Legacy applications may not support modern authentication methods, such as SAML or OIDC, which makes security controls like MFA easier to enforce, making them vulnerable to unauthorized access. By integrating Ping Identity with Cloudflare Access, businesses can enforce MFA and SSO for users accessing legacy applications. This can help ensure that only authorized users have access to sensitive data and reduce the risk of credential theft and account takeover.
For example, many organizations have legacy applications that lack modern security features like MFA or SSO. This is because direct code modifications were previously required to implement modern security features. Code modifications of legacy applications can be risky, difficult or even impossible in some situations. By integrating these applications with Ping Identity and Cloudflare Access, organizations can enforce stronger security controls, making it harder for unauthorized users to gain access to sensitive information. All while not requiring underlying changes to the application itself.
We are excited to announce that Cloudflare is now offering full integration support for PingOne customers. This means that Ping Identity customers can now easily integrate their identity management solutions with Cloudflare Access to provide a comprehensive security solution for their applications.
In addition to this announcement, we are also excited to share our plans to add user and group synchronization via SCIM in the near future. This will allow organizations to easily synchronize user and group data between Ping Identity and Cloudflare Access, streamlining access management and improving the overall user experience.
“A cloud-native Zero Trust security model has become an absolute necessity as enterprises continue to adopt a cloud-first strategy. Cloudflare and Ping Identity have robust product integrations in place to help security and IT leaders prevent attacks proactively and increase alignment with zero trust best practices.”
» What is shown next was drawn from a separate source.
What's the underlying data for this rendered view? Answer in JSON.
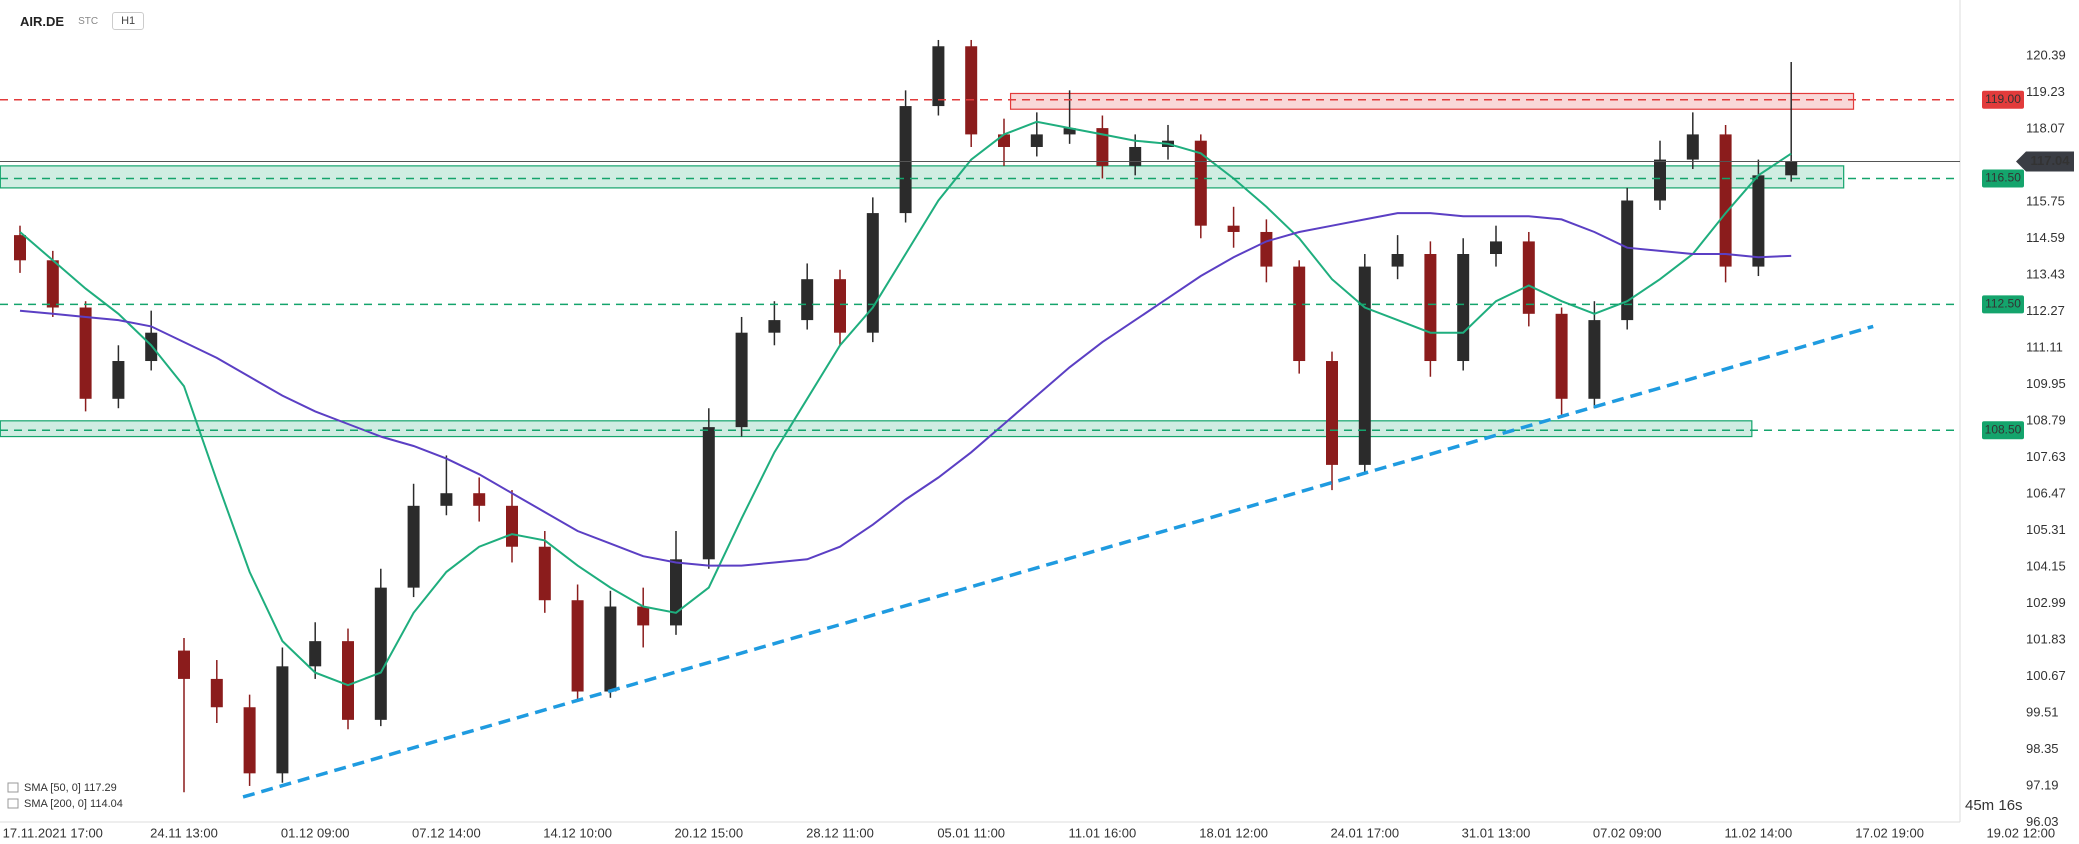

– Loren Russon, SVP of Product & Technology, Ping Identity
We believe that these integrations will provide a powerful solution for organizations looking to implement Zero Trust security controls to protect their applications and data. By combining Ping Identity’s identity management capabilities with Cloudflare Access’s Zero Trust access controls and MFA capabilities, organizations can ensure that only authorized users are granted access to sensitive information. This approach provides a comprehensive security solution that is particularly effective in today’s distributed and cloud-based environments.
We look forward to continuing to improve our integration capabilities with Ping Identity and other identity management solutions, to provide organizations with the best possible security solution for their applications and data.